As usual, I will be celebrating Earth Day by mowing my lawn (with an old, gas-guzzling riding mower), spraying insecticides on my fruit trees, and driving around to tour the homes and gardens. You can celebrate Earth Day by checking out a new batch of salvos against the global warming hysteria.
The Competitive Enterprise Institute, a pro-free-market think tank, has answered Gore with its own slide-show documentary, An Inconvenient Truth or Convenient Fiction?, which is reviewed in the Weekly Standard and even given a non-hostile treatment in a New York Times article.
The film is unlikely to make it to local theaters, but this being the 21st century, it is also available on the Web at www.aconvenientfiction.com.
Below, I link to a short article by Sally Pipes arguing against parts of the global warming hysteria.
As a political side note, Deroy Murdock makes the case for Rudy Giuliani as a politician who will be willing to take on the environmentalists, pointing out that Giuliani justified spraying insecticides in New York City to stop an outbreak of the West Nile Virus on the grounds that "danger to human life is more important than birds, fish, and insects," and he supported the construction of new power plants in the city by proclaiming that it is "fundamentally a good thing" that New Yorkers consume more electricity.
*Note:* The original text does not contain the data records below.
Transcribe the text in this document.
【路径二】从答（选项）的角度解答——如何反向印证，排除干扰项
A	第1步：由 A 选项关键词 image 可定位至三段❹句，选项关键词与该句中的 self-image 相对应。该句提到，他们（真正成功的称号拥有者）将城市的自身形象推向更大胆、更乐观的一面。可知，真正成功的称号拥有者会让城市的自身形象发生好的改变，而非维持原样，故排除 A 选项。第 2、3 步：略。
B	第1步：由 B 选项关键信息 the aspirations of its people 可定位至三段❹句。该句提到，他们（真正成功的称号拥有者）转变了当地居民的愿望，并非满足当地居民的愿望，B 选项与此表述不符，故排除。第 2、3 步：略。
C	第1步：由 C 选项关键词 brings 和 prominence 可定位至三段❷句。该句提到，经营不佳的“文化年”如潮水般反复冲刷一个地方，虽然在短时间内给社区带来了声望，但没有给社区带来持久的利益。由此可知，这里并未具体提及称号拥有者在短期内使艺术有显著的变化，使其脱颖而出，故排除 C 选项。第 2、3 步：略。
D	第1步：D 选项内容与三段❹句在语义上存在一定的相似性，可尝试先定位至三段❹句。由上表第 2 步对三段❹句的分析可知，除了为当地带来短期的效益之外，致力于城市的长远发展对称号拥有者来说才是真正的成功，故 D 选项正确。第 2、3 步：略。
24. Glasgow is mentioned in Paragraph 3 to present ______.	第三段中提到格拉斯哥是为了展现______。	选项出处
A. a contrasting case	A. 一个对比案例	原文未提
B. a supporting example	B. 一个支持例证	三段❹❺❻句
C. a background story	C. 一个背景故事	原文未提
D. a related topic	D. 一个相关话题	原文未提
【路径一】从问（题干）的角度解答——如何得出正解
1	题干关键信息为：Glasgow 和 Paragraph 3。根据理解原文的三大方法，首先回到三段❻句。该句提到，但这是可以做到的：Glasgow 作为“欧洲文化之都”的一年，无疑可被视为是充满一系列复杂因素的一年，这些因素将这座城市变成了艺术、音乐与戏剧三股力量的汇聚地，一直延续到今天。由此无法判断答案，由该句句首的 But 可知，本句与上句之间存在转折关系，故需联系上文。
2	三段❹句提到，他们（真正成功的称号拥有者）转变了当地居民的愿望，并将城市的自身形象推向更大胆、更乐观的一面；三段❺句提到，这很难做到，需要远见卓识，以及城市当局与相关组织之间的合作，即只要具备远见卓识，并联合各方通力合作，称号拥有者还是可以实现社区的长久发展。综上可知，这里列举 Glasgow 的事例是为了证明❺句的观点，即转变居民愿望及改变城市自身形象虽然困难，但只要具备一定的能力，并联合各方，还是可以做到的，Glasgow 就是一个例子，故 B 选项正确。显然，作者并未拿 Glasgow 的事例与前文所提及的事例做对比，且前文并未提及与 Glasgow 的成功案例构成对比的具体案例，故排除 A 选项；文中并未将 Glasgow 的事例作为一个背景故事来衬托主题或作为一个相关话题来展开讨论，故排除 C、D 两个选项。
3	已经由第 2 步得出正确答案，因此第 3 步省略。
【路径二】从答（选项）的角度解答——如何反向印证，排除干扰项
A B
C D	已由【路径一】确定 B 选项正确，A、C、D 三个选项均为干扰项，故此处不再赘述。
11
Amen to both of those statements.
Another article points out an odd unintended consequence of the global warming hysteria: even Democratic candidate for 2008 (with the exception of the increasingly far-left John Edwards) are coming out in favor of building more nuclear power plants.
"We're Not Going to Melt," Sally Pipes, National Review Online, April 20 Those who claim that we’re racing towards a fiery apocalypse are simply not basing their views on science. In fact, some scientists are now hypothesizing that we’ll see a cooling period in the near future, as we saw from 1940 to 1975.
So what are the facts?
As for hard data, the growth in carbon emissions is far slower than ecodoomsters would have us believe. Since monitoring began in the 1950s, the concentration of carbon dioxide in the atmosphere has grown by 0.41 percent per year, with only a slight uptick in the rate of change after economic development became widespread in the 1980s….
But even if global warming isn’t the nightmare it’s cracked up to be, one question remains: Is the environment getting better or worse? No one can say for sure. But actual environmental data from the past year or two show some promising improvements….
Since the EPA first started monitoring (and regulating) air pollutants some 30 years ago, concentrations of particulates like carbon monoxide and nitrogen oxides have dropped precipitously. This has contributed to lower levels of ozone, a pollutant that disrupts breathing and traps heat when present in the troposphere, or the part of the atmosphere closest to the ground. In fact, ozone levels last year were the second lowest—after 2004—since the 1970s.
So let’s celebrate this Earth Day with a sigh of relief. Reports of the apocalypse have been greatly exaggerated.